Bemol sostenido / Pirata, entrégate al torrente
- Alonso Arreola @escribajista - Saturday, 19 Sep 2026 21:59
Estamos verdaderamente hartos. Ya no somos dueños de nada. Ni los melómanos ni los cinéfilos poseemos formato físico alguno para el consumo de obras a placer y en libertad. Los vinilos, cedés, devedés, blurréis o casetes de otras épocas, guardados en estanterías, cajas o armarios, nos recuerdan cuando el acuerdo entre artistas y seguidores era distinto.
Hoy, como antes, los amantes del arte sonoro y visual no buscamos ser dueños de los derechos de explotación de una obra ni de sus soportes originales (en manos de autores, disqueras, casas productoras, editoriales o concesionarios pasajeros). Eso es otra cosa. Hablamos, simplemente, de la tenencia de objetos que contienen canciones, series o películas, algo que dejó de convenir a los intereses de la industria. (Como un libro, vaya.) Para explicarnos mejor le compartimos un texto extraño que soñamos hace unos días, lectora, lector.
Pirata, entrégate al torrente. Te prometieron mejorar y te quitaron el vinilo. Te prometieron mejorar y te quitaron el casete. Te prometieron mejorar y te quitaron el CD. Te prometieron mejorar y te quitaron el iPod. Te prometieron mejorar y te quitaron el intercambio. Te prometieron mejorar y te quitaron el almacén. Te prometieron mejorar y te quitaron la canción. Pirata, comparte las semillas y el enjambre. Prometieron mejorar y se lo cumplieron cabalmente. Tú rentas nubes y ellos son terratenientes.
¿Recuerda qué son, en el mundo de internet, los llamados torrents, semillas y enjambres? No profundizaremos. Puede averiguarlo fácilmente. Diremos que son espacios o acciones que la gente común utiliza para burlar controles de contenido digital protegido. Es decir, son medios de “piratería” (así, entre comillas), muchísimas veces fuera de la mafia o la maldad, como resistencia ante los abusos corporativos.
Mire ese recorrido: la canción fue brincando de un encierro a otro hasta que se digitalizó en unos y ceros, confinada en última instancia a un menú virtual. Entonces perdió peso y se disolvió para multiplicarse en los oídos de todos con el streaming, sin ofrecer ya su cuerpo (sólo en ediciones especiales y de precio violento). Y no. No queremos abordar de nuevo los abusos de numerosas plataformas, agregadoras o sellos en línea. Hoy deseamos echar luz sobre el mecanismo con el que incontables compañías nos exprimen cotidianamente: la suscripción.

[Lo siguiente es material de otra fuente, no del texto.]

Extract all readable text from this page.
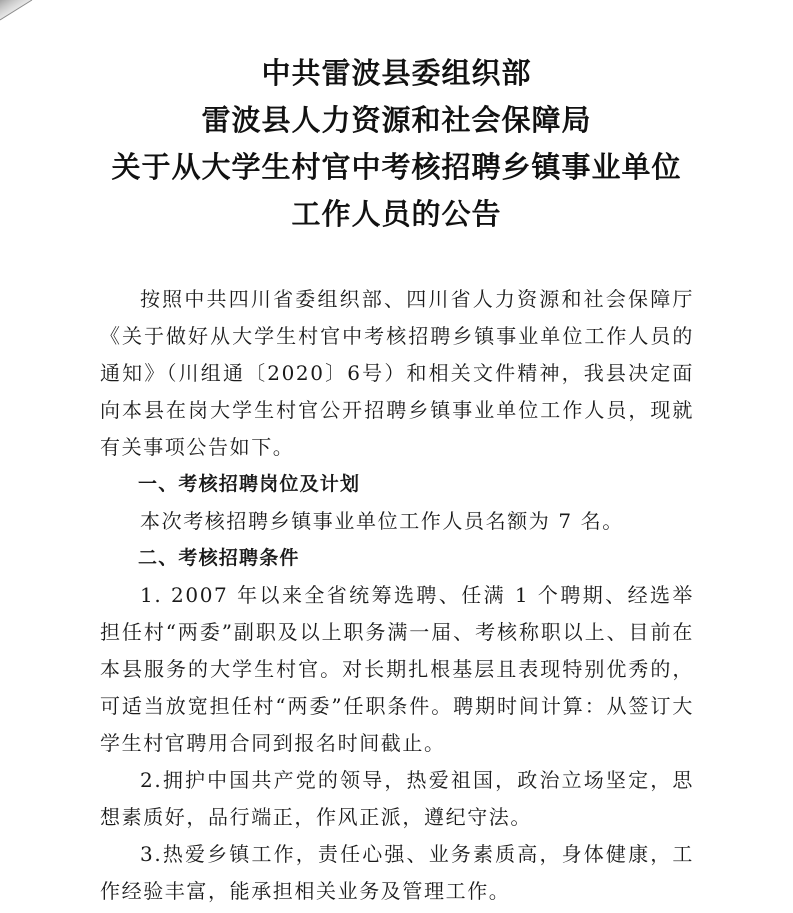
中共雷波县委组织部
雷波县人力资源和社会保障局
关于从大学生村官中考核招聘乡镇事业单位
工作人员的公告

按照中共四川省委组织部、四川省人力资源和社会保障厅《关于做好从大学生村官中考核招聘乡镇事业单位工作人员的通知》（川组通〔2020〕6号）和相关文件精神，我县决定面向本县在岗大学生村官公开招聘乡镇事业单位工作人员，现就有关事项公告如下。

一、考核招聘岗位及计划

本次考核招聘乡镇事业单位工作人员名额为 7 名。

二、考核招聘条件

1. 2007 年以来全省统筹选聘、任满 1 个聘期、经选举担任村“两委”副职及以上职务满一届、考核称职以上、目前在本县服务的大学生村官。对长期扎根基层且表现特别优秀的，可适当放宽担任村“两委”任职条件。聘期时间计算：从签订大学生村官聘用合同到报名时间截止。

2.拥护中国共产党的领导，热爱祖国，政治立场坚定，思想素质好，品行端正，作风正派，遵纪守法。

3.热爱乡镇工作，责任心强、业务素质高，身体健康，工作经验丰富，能承担相关业务及管理工作。
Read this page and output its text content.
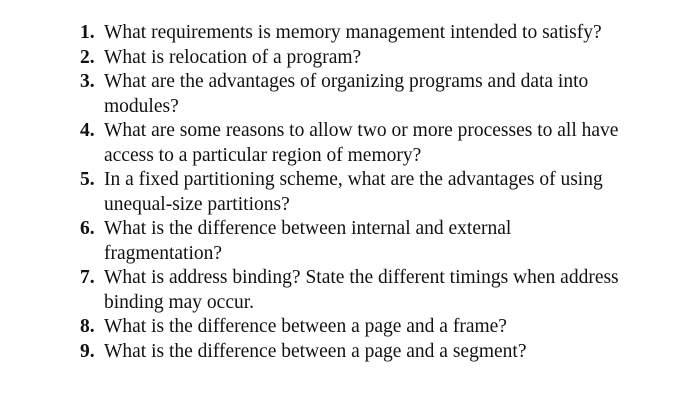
1. What requirements is memory management intended to satisfy?
2. What is relocation of a program?
3. What are the advantages of organizing programs and data into modules?
4. What are some reasons to allow two or more processes to all have access to a particular region of memory?
5. In a fixed partitioning scheme, what are the advantages of using unequal-size partitions?
6. What is the difference between internal and external fragmentation?
7. What is address binding? State the different timings when address binding may occur.
8. What is the difference between a page and a frame?
9. What is the difference between a page and a segment?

Gracias a ese servicio ‒un servicio que veladamente nos arrebató los productos‒, no sólo perdimos esa “posesión” de la música, sino de las películas, las series, el software y los videojuegos. Estamos perdiendo los libros también. A ello se suma el poder de la Inteligencia Artificial ‒como puntilla‒, ahora
en el reemplazo de una creatividad que apuesta por el entretenimiento amenazando al arte. ¿Ejemplo de alguien?
Por su profesión oscilante entre la música, la producción y las letras, el hermano del hijo de una vecina, verbigracia, paga mensualidades de Netflix, Amazon, Disney, Mubi, Crunchyroll, Moises, Office, Musescore, Zoom, Dropbox, izzi, Telcel, Adobe y Chess.com. ¿Lo imagina, verdad? En su trabajo, además, le dijeron que pronto reemplazarán computadoras compradas por una generación nueva, rentada tipo leasing. ¿Cuántas suscripciones paga usted al mes? Haga cuentas y pregúntele al pirata que se enoja dentro de su pecho si no llegó el momento de amotinarse y, contra lo que su moral y educación le dijeron por años, arrojarse al mar. Buen domingo. Buena semana. Buenos sonidos.